Maar op de een of andere manier creëert het samenwonen van broeders niet alleen een nieuw leven, maar een garantie dat het nieuwe leven nooit zal ophouden om te komen, nooit zal ophouden geboren te worden. Het is meer dan "de spreekwoordelijke fontein van het leven ontdekt te hebben". Het is eerder alsof men de middelen heeft ontdekt om een oneindig aantal individuele fonteinen van het leven te baren, in steeds grotere aantallen, manieren en vormen, zonder op te houden, zonder te stoppen, zonder einde, en met de zegen van de Ene Ware God.

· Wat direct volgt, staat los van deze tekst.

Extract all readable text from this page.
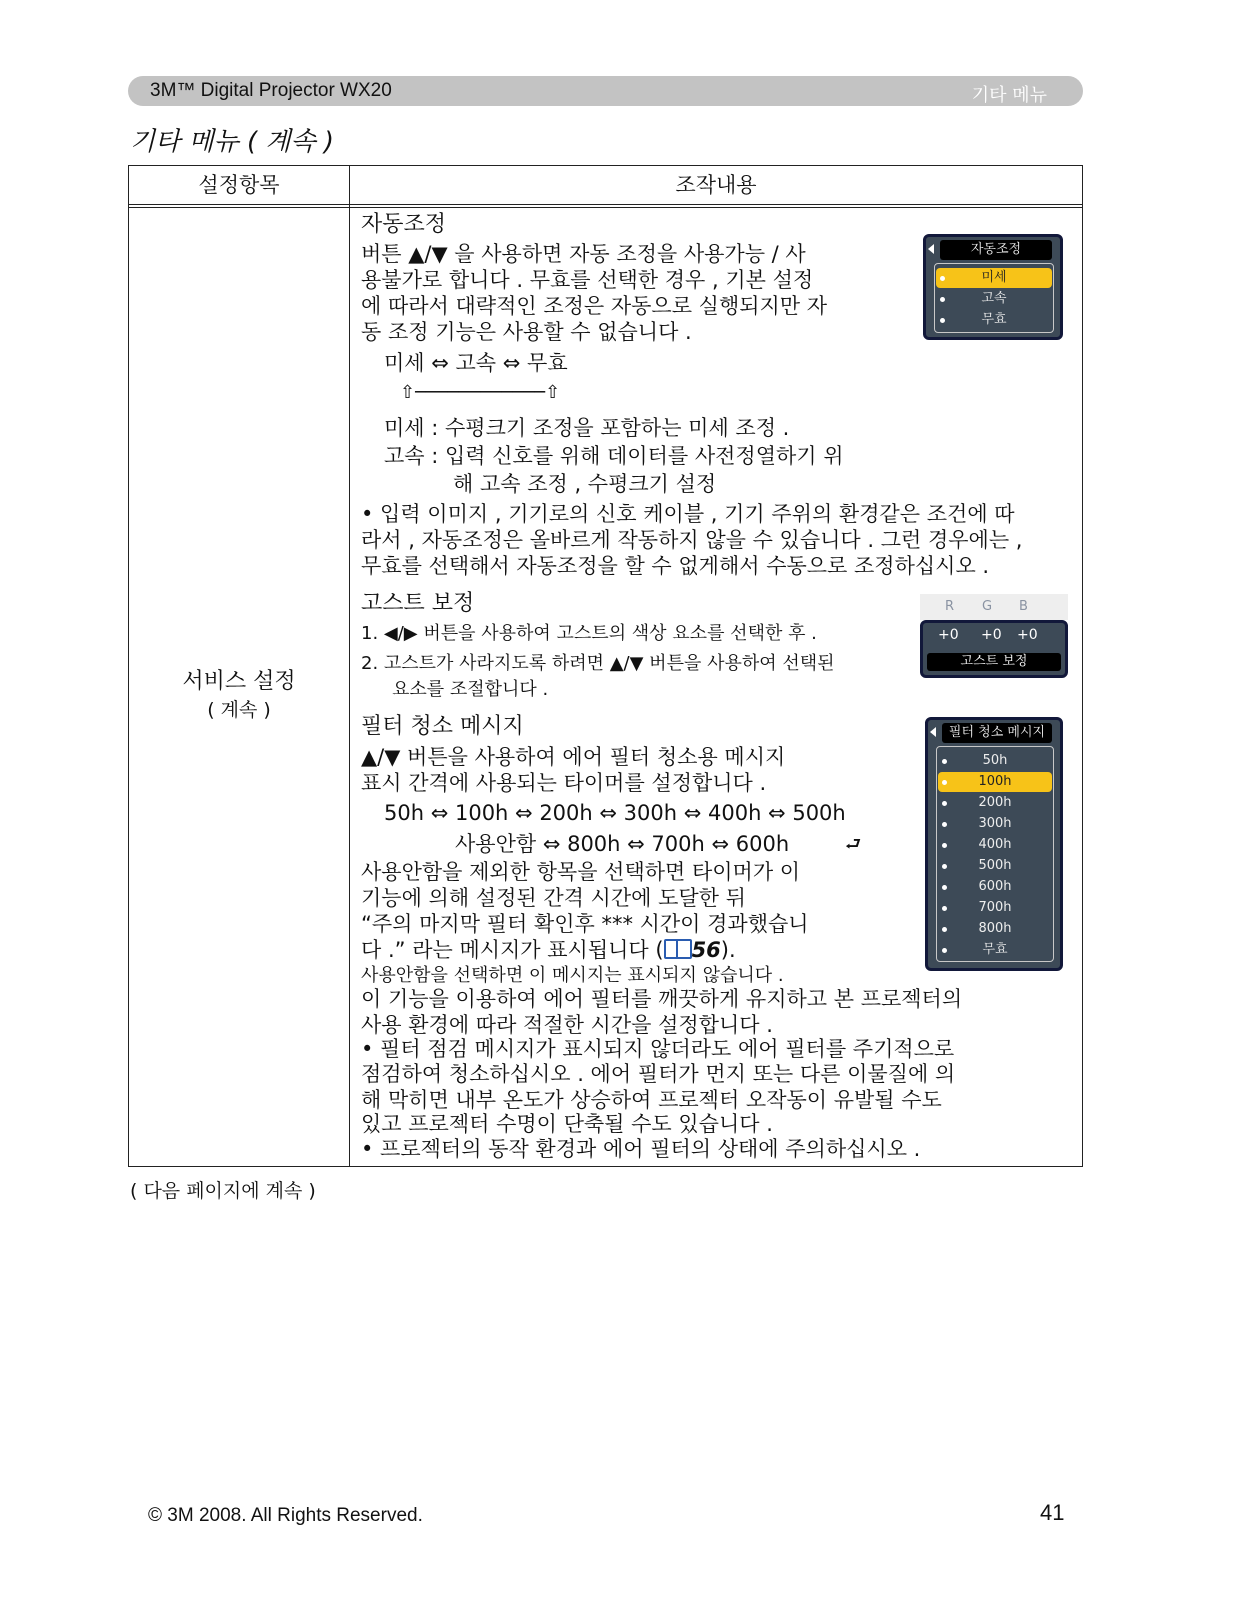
3M™ Digital Projector WX20	기타 메뉴
기타 메뉴 ( 계속 )
설정항목	조작내용
서비스 설정
( 계속 )
자동조정
버튼 ▲/▼ 을 사용하면 자동 조정을 사용가능 / 사
용불가로 합니다 . 무효를 선택한 경우 , 기본 설정
에 따라서 대략적인 조정은 자동으로 실행되지만 자
동 조정 기능은 사용할 수 없습니다 .
미세 ⇔ 고속 ⇔ 무효
⇧────────────⇧
미세 : 수평크기 조정을 포함하는 미세 조정 .
고속 : 입력 신호를 위해 데이터를 사전정열하기 위
해 고속 조정 , 수평크기 설정
• 입력 이미지 , 기기로의 신호 케이블 , 기기 주위의 환경같은 조건에 따
라서 , 자동조정은 올바르게 작동하지 않을 수 있습니다 . 그런 경우에는 ,
무효를 선택해서 자동조정을 할 수 없게해서 수동으로 조정하십시오 .
자동조정
미세
고속
무효
고스트 보정
1. ◀/▶ 버튼을 사용하여 고스트의 색상 요소를 선택한 후 .
2. 고스트가 사라지도록 하려면 ▲/▼ 버튼을 사용하여 선택된
요소를 조절합니다 .
R G B
+0 +0 +0
고스트 보정
필터 청소 메시지
▲/▼ 버튼을 사용하여 에어 필터 청소용 메시지
표시 간격에 사용되는 타이머를 설정합니다 .
50h ⇔ 100h ⇔ 200h ⇔ 300h ⇔ 400h ⇔ 500h
사용안함 ⇔ 800h ⇔ 700h ⇔ 600h	⮐
사용안함을 제외한 항목을 선택하면 타이머가 이
기능에 의해 설정된 간격 시간에 도달한 뒤
“주의 마지막 필터 확인후 *** 시간이 경과했습니
다 .” 라는 메시지가 표시됩니다 ( 56).
사용안함을 선택하면 이 메시지는 표시되지 않습니다 .
이 기능을 이용하여 에어 필터를 깨끗하게 유지하고 본 프로젝터의
사용 환경에 따라 적절한 시간을 설정합니다 .
• 필터 점검 메시지가 표시되지 않더라도 에어 필터를 주기적으로
점검하여 청소하십시오 . 에어 필터가 먼지 또는 다른 이물질에 의
해 막히면 내부 온도가 상승하여 프로젝터 오작동이 유발될 수도
있고 프로젝터 수명이 단축될 수도 있습니다 .
• 프로젝터의 동작 환경과 에어 필터의 상태에 주의하십시오 .
필터 청소 메시지
50h
100h
200h
300h
400h
500h
600h
700h
800h
무효
( 다음 페이지에 계속 )
© 3M 2008. All Rights Reserved.	41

Ik heb geen idee wat die zin die ik net schreef betekent! Maar ik geloof dat mijn geest weet wat het betekent, en de jouwe ook. Het is waarschijnlijk de reden dat je deze columns hebt gelezen. Iets trekt je geest naar iets goeds. Dus je duwt de zorgen van de dag lang genoeg opzij om de basis te raken met de God van Abraham, Izaäk en Jakob. Iets roept je verder, en je weet niet waarom.

Dit is de reden waarom.

Het is geen wond die genezen moet worden. Het is geen pijn om getroost te worden. Het is een oproep om "het leven zelfs tot in de eeuwigheid te laten voortduren".

We willen het allemaal.

Mogen we allemaal bereid zijn om elke wandeling te lopen, hopen dat we alle hoop hebben en er een prijs voor betalen. Het moet iets zijn dat in het hart van de Messias brandt. Het is de oproep aan de Joden en alle volkeren om samen te komen. Om de woorden van Jeremia 20:9 te parafraseren: Probeer het in onze beenderen op te sluiten, we kunnen het gewoonweg niet vasthouden.

Het zal geschieden.

Shalom.

Bron: Studio See: 052 – Where Does it End?